Cytuj:
Potrzebny ci zawór sterujący przyczepy i trochę tekalanu . Wejścia 41 i 42 podłączasz z głównego zaworu hamulcowego wyjście na 1 i 2 obwód , 43 sterowanie z manetki hamulca ręcznego , jedynka zasilanie ze zbiornika i pozostają dwa do słuchawek .
kolego a co Ty chcesz kogos zabic ???
od kiedy tak sie podlacza zasilanie przyczepy ?????
jaki "glowny zawor " ???
nie chcialbym kogokolwiek obrazac ale prosba do moderatora skontrolujcie wpisy zanim ktos skorzysta z tego opisu i narobi klopotu sobie i innym ...
hamulce nie sa zprojektowane tak aby sobie je modyfikowac na Bolka oko takie zmiany to w Ursusie z 1966 roku
do naczepy/przyczepy ciagnie sie po
1 :zasilanie ( 8.5 bar z zaworu czworodroznego .... najczesciej )

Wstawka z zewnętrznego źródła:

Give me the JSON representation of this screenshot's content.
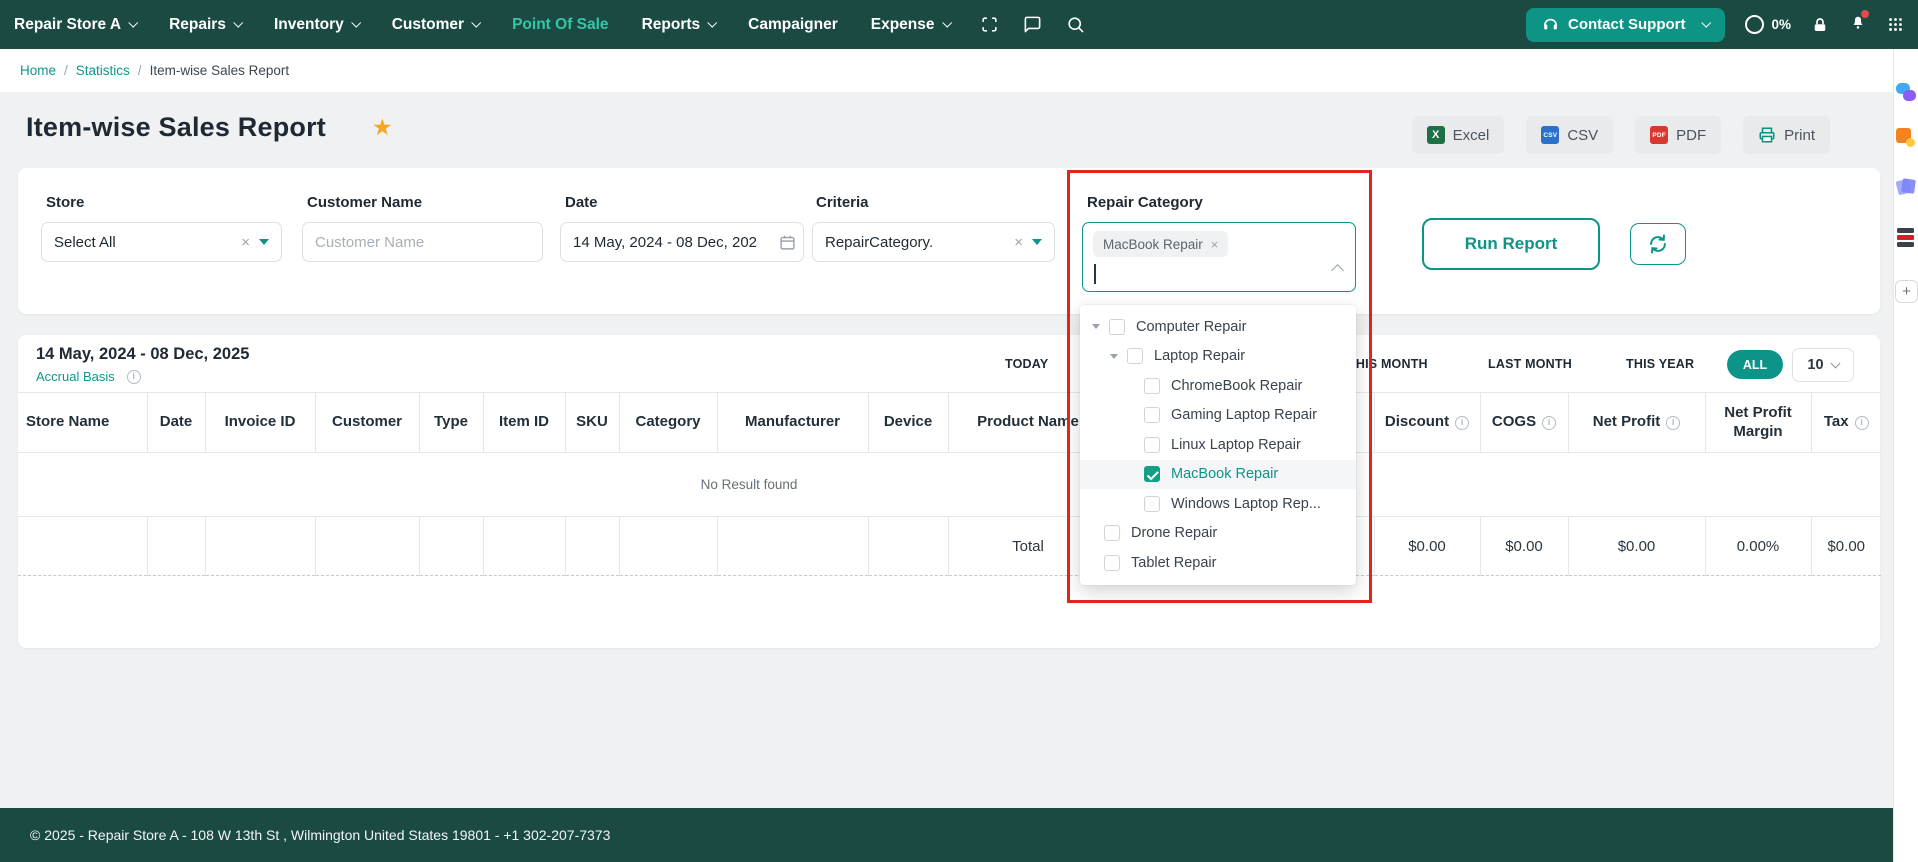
{
  "colors": {
    "navbar": "#1b4a42",
    "accent": "#0d9488",
    "active_nav": "#36c6a4",
    "annotation_red": "#e1251b",
    "star": "#f5a623"
  },
  "navbar": {
    "items": [
      {
        "label": "Repair Store A",
        "caret": true
      },
      {
        "label": "Repairs",
        "caret": true
      },
      {
        "label": "Inventory",
        "caret": true
      },
      {
        "label": "Customer",
        "caret": true
      },
      {
        "label": "Point Of Sale",
        "caret": false,
        "active": true
      },
      {
        "label": "Reports",
        "caret": true
      },
      {
        "label": "Campaigner",
        "caret": false
      },
      {
        "label": "Expense",
        "caret": true
      }
    ],
    "icons": [
      "scan-icon",
      "chat-icon",
      "search-icon",
      "headset-icon",
      "lock-icon",
      "bell-icon",
      "grid-icon"
    ],
    "contact_support_label": "Contact Support",
    "usage_percent": "0%"
  },
  "breadcrumb": {
    "home": "Home",
    "section": "Statistics",
    "current": "Item-wise Sales Report"
  },
  "page": {
    "title": "Item-wise Sales Report"
  },
  "export_buttons": {
    "excel": "Excel",
    "csv": "CSV",
    "pdf": "PDF",
    "print": "Print",
    "excel_badge": "X",
    "csv_badge": "CSV",
    "pdf_badge": "PDF"
  },
  "filters": {
    "store": {
      "label": "Store",
      "value": "Select All"
    },
    "customer": {
      "label": "Customer Name",
      "placeholder": "Customer Name"
    },
    "date": {
      "label": "Date",
      "value": "14 May, 2024 - 08 Dec, 202"
    },
    "criteria": {
      "label": "Criteria",
      "value": "RepairCategory."
    },
    "repair_category": {
      "label": "Repair Category",
      "selected_tag": "MacBook Repair"
    },
    "run_report_label": "Run Report"
  },
  "category_dropdown": {
    "items": [
      {
        "label": "Computer Repair",
        "level": 0,
        "arrow": true,
        "checked": false
      },
      {
        "label": "Laptop Repair",
        "level": 1,
        "arrow": true,
        "checked": false
      },
      {
        "label": "ChromeBook Repair",
        "level": 2,
        "arrow": false,
        "checked": false
      },
      {
        "label": "Gaming Laptop Repair",
        "level": 2,
        "arrow": false,
        "checked": false
      },
      {
        "label": "Linux Laptop Repair",
        "level": 2,
        "arrow": false,
        "checked": false
      },
      {
        "label": "MacBook Repair",
        "level": 2,
        "arrow": false,
        "checked": true
      },
      {
        "label": "Windows Laptop Rep...",
        "level": 2,
        "arrow": false,
        "checked": false
      },
      {
        "label": "Drone Repair",
        "level": 0,
        "arrow": false,
        "checked": false
      },
      {
        "label": "Tablet Repair",
        "level": 0,
        "arrow": false,
        "checked": false
      }
    ]
  },
  "report": {
    "date_range": "14 May, 2024 - 08 Dec, 2025",
    "basis": "Accrual Basis",
    "period_buttons": {
      "today": "TODAY",
      "this_month": "THIS MONTH",
      "last_month": "LAST MONTH",
      "this_year": "THIS YEAR",
      "all": "ALL"
    },
    "active_period": "ALL",
    "page_size": "10"
  },
  "table": {
    "columns": [
      {
        "label": "Store Name",
        "info": false
      },
      {
        "label": "Date",
        "info": false
      },
      {
        "label": "Invoice ID",
        "info": false
      },
      {
        "label": "Customer",
        "info": false
      },
      {
        "label": "Type",
        "info": false
      },
      {
        "label": "Item ID",
        "info": false
      },
      {
        "label": "SKU",
        "info": false
      },
      {
        "label": "Category",
        "info": false
      },
      {
        "label": "Manufacturer",
        "info": false
      },
      {
        "label": "Device",
        "info": false
      },
      {
        "label": "Product Name",
        "info": false
      },
      {
        "label": "",
        "info": false
      },
      {
        "label": "Discount",
        "info": true
      },
      {
        "label": "COGS",
        "info": true
      },
      {
        "label": "Net Profit",
        "info": true
      },
      {
        "label": "Net Profit Margin",
        "info": false
      },
      {
        "label": "Tax",
        "info": true
      }
    ],
    "empty_message": "No Result found",
    "total": {
      "label": "Total",
      "discount": "$0.00",
      "cogs": "$0.00",
      "net_profit": "$0.00",
      "margin": "0.00%",
      "tax": "$0.00"
    }
  },
  "footer": {
    "text": "© 2025 - Repair Store A - 108 W 13th St , Wilmington United States 19801 - +1 302-207-7373"
  }
}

2: sygnal z ZAWORU HAMULACA NOZNEGO ( innaczej nie masz mozliwosci kontrolowania ani hamowania naczepy ( np jak samochod zaladowany a przyczepa pusta to zablokuje wszystkie kola naczepy jak bedziesz mial takie samo cisnienie NAWET ABS NIE POMOZE !!!! i o wypadek nietrudno szczegolnie na sliskim ) ani nie bedziesz mial hamowania "progresywnego " ..... obawiam sie ze musisz skontaktowac sie z fachowami a nie szukac porady na forum sprawa zbyt powazna .....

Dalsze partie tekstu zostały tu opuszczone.